I still remember how it felt during my first week of work in the ad agency world: walking down the halls past unshaven creatives, weaving through cubicles of media planners, and schmoosing with account executives. I had finally made it to Madison Avenue – the place I’d always wanted to work. It was a great feeling and I was full of idealism and hustle. In fact, I still remember one of my first 1:1 meetings with an early manager where I proudly proclaimed my vision for my new role in media planning.

I told him that I wanted to learn how to be a media planner, but also – in learning how to plan media – I want to lean how to run an ad agency. After I said this, my manager sort of looked at me sideways for a second. He then replied:

“That’s impossible. Planning media has nothing to do with running an ad agency – you’re going to learn how to be a media planner and that’s it.”

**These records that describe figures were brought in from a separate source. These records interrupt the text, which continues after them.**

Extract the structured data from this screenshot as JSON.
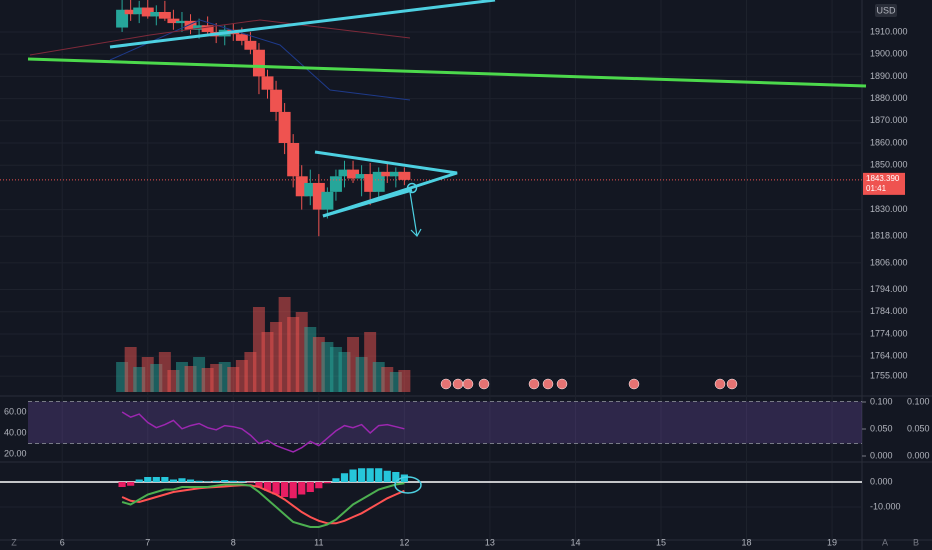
{
  "chart_data": {
    "type": "candlestick",
    "currency": "USD",
    "up_color": "#26a69a",
    "down_color": "#ef5350",
    "x": [
      0.7,
      0.8,
      0.9,
      1.0,
      1.1,
      1.2,
      1.3,
      1.4,
      1.5,
      1.6,
      1.7,
      1.8,
      1.9,
      2.0,
      2.1,
      2.2,
      2.3,
      2.4,
      2.5,
      2.6,
      2.7,
      2.8,
      2.9,
      3.0,
      3.1,
      3.2,
      3.3,
      3.4,
      3.5,
      3.6,
      3.7,
      3.8,
      3.9,
      4.0
    ],
    "open": [
      1912,
      1920,
      1918,
      1921,
      1917,
      1919,
      1916,
      1914,
      1915,
      1911,
      1913,
      1910,
      1908,
      1911,
      1909,
      1906,
      1902,
      1890,
      1884,
      1874,
      1860,
      1845,
      1836,
      1842,
      1830,
      1838,
      1845,
      1848,
      1844,
      1846,
      1838,
      1847,
      1845,
      1847
    ],
    "high": [
      1925,
      1926,
      1924,
      1925,
      1922,
      1924,
      1920,
      1919,
      1918,
      1916,
      1917,
      1914,
      1913,
      1914,
      1912,
      1910,
      1905,
      1893,
      1888,
      1878,
      1864,
      1850,
      1848,
      1846,
      1840,
      1848,
      1852,
      1852,
      1850,
      1851,
      1849,
      1851,
      1849,
      1849
    ],
    "low": [
      1910,
      1915,
      1914,
      1916,
      1913,
      1915,
      1911,
      1910,
      1909,
      1907,
      1908,
      1905,
      1904,
      1906,
      1904,
      1900,
      1882,
      1880,
      1870,
      1855,
      1840,
      1830,
      1832,
      1818,
      1826,
      1834,
      1840,
      1842,
      1836,
      1832,
      1835,
      1842,
      1840,
      1841
    ],
    "close": [
      1920,
      1918,
      1921,
      1917,
      1919,
      1916,
      1914,
      1915,
      1911,
      1913,
      1910,
      1908,
      1911,
      1909,
      1906,
      1902,
      1890,
      1884,
      1874,
      1860,
      1845,
      1836,
      1842,
      1830,
      1838,
      1845,
      1848,
      1844,
      1846,
      1838,
      1847,
      1845,
      1847,
      1843.39
    ],
    "last_price_label": "1843.390",
    "countdown": "01:41",
    "xlim": [
      -0.4,
      9.35
    ],
    "xticks": [
      {
        "value": 0,
        "label": "6"
      },
      {
        "value": 1,
        "label": "7"
      },
      {
        "value": 2,
        "label": "8"
      },
      {
        "value": 3,
        "label": "11"
      },
      {
        "value": 4,
        "label": "12"
      },
      {
        "value": 5,
        "label": "13"
      },
      {
        "value": 6,
        "label": "14"
      },
      {
        "value": 7,
        "label": "15"
      },
      {
        "value": 8,
        "label": "18"
      },
      {
        "value": 9,
        "label": "19"
      }
    ],
    "ylim": [
      1746.5,
      1924.4
    ],
    "yticks": [
      {
        "value": 1910,
        "label": "1910.000"
      },
      {
        "value": 1900,
        "label": "1900.000"
      },
      {
        "value": 1890,
        "label": "1890.000"
      },
      {
        "value": 1880,
        "label": "1880.000"
      },
      {
        "value": 1870,
        "label": "1870.000"
      },
      {
        "value": 1860,
        "label": "1860.000"
      },
      {
        "value": 1850,
        "label": "1850.000"
      },
      {
        "value": 1830,
        "label": "1830.000"
      },
      {
        "value": 1818,
        "label": "1818.000"
      },
      {
        "value": 1806,
        "label": "1806.000"
      },
      {
        "value": 1794,
        "label": "1794.000"
      },
      {
        "value": 1784,
        "label": "1784.000"
      },
      {
        "value": 1774,
        "label": "1774.000"
      },
      {
        "value": 1764,
        "label": "1764.000"
      },
      {
        "value": 1755,
        "label": "1755.000"
      }
    ],
    "volume": {
      "values": [
        30,
        45,
        25,
        35,
        28,
        40,
        22,
        30,
        26,
        35,
        24,
        28,
        30,
        25,
        32,
        40,
        85,
        60,
        70,
        95,
        75,
        80,
        65,
        55,
        50,
        45,
        40,
        55,
        35,
        60,
        30,
        25,
        20,
        22
      ],
      "ylim": [
        0,
        100
      ]
    },
    "rsi": {
      "color": "#9c27b0",
      "values": [
        60,
        55,
        58,
        50,
        45,
        48,
        52,
        44,
        47,
        49,
        45,
        43,
        47,
        46,
        44,
        38,
        30,
        33,
        28,
        25,
        22,
        26,
        32,
        28,
        35,
        42,
        47,
        45,
        48,
        40,
        47,
        48,
        46,
        44
      ],
      "band": [
        30,
        70
      ],
      "ylim": [
        14.3,
        73.3
      ],
      "yticks": [
        {
          "value": 60,
          "label": "60.00"
        },
        {
          "value": 40,
          "label": "40.00"
        },
        {
          "value": 20,
          "label": "20.00"
        }
      ],
      "y2lim": [
        -0.0074,
        0.1074
      ],
      "y2ticks": [
        {
          "value": 0.1,
          "label": "0.100"
        },
        {
          "value": 0.05,
          "label": "0.050"
        },
        {
          "value": 0,
          "label": "0.000"
        }
      ]
    },
    "macd": {
      "macd_color": "#4caf50",
      "signal_color": "#ff5252",
      "macd": [
        -8,
        -9,
        -7,
        -5,
        -4,
        -3,
        -3,
        -2,
        -2,
        -2,
        -2,
        -1.5,
        -1,
        -1,
        -1,
        -1.5,
        -4,
        -7,
        -10,
        -13,
        -16,
        -17,
        -18,
        -18,
        -17,
        -15,
        -12,
        -9,
        -7,
        -5,
        -3,
        -2,
        -1,
        -0.5
      ],
      "signal": [
        -6,
        -7.5,
        -8,
        -7,
        -6,
        -5,
        -4,
        -3.5,
        -3,
        -2.5,
        -2.2,
        -2,
        -1.8,
        -1.5,
        -1.3,
        -1.3,
        -2,
        -3.5,
        -5,
        -7,
        -9.5,
        -12,
        -14,
        -15.5,
        -16.5,
        -16.5,
        -15.5,
        -14,
        -12.5,
        -10.5,
        -8.5,
        -6.5,
        -5,
        -3.5
      ],
      "hist": [
        -2,
        -1.5,
        1,
        2,
        2,
        2,
        1,
        1.5,
        1,
        0.5,
        0.2,
        0.5,
        0.8,
        0.5,
        0.3,
        -0.2,
        -2,
        -3.5,
        -5,
        -6,
        -6.5,
        -5,
        -4,
        -2.5,
        -0.5,
        1.5,
        3.5,
        5,
        5.5,
        5.5,
        5.5,
        4.5,
        4,
        3
      ],
      "ylim": [
        -23.2,
        6.8
      ],
      "yticks": [
        {
          "value": 0,
          "label": "0.000"
        },
        {
          "value": -10,
          "label": "-10.000"
        }
      ]
    }
  }
}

Needless to say, we didn’t exactly see eye to eye on this one. In fact, I believe that almost anything you learn can help teach you other things. All you need to do is isolate the principles in the topic you’re learning about and then think about how those principles can be applied to other topics. Just like biking can make you a better runner, I believe that learning how to be a media planner can help teach you how to be an ad agency executive.

Brian O’Kelley recently wrote about this topic in an excellent article on Forbes.com. This topic is very near and dear to my heart and cross training has probably been the number one most important learning tool for me over the years.  No matter what I’m doing, I always try to apply the principles and lessons to other things.

When I’m working on writing this blog, I’m thinking about the ways my sentence structure and word flow can help me write better product specs. When I’m running I try to think about ways to focus my mind so I can get through emails faster and more efficiently. When I’m metalsmithing I think about ways to apply the problem-solving techniques necessary for complex solder construction to managing a complex project at work.

Everything is connected in someway; the key is just identifying the similarities and assembling the puzzle.

I think that’s also why I like metaphors so much.

Michael Erard recently wrote an article on metaphors that explains how they are, at their core, a tool that helps unlock what we know about one thing in order to better understand something else. Here is an example he provides about how computer protocols are like hospitality:

“Once you understand the basic premise, the logical consequences of the metaphor tumble out: hackers, spoofs, viruses and the like are exploiting the hospitality features of our machines. We welcome them into our homes under false pretenses.”

Absolutely everything in the world shares some properties with other things – all you have to do is identify the shared properties and use them to your advantage. Using this technique of cross training will help you learn 10x quicker than everyone else.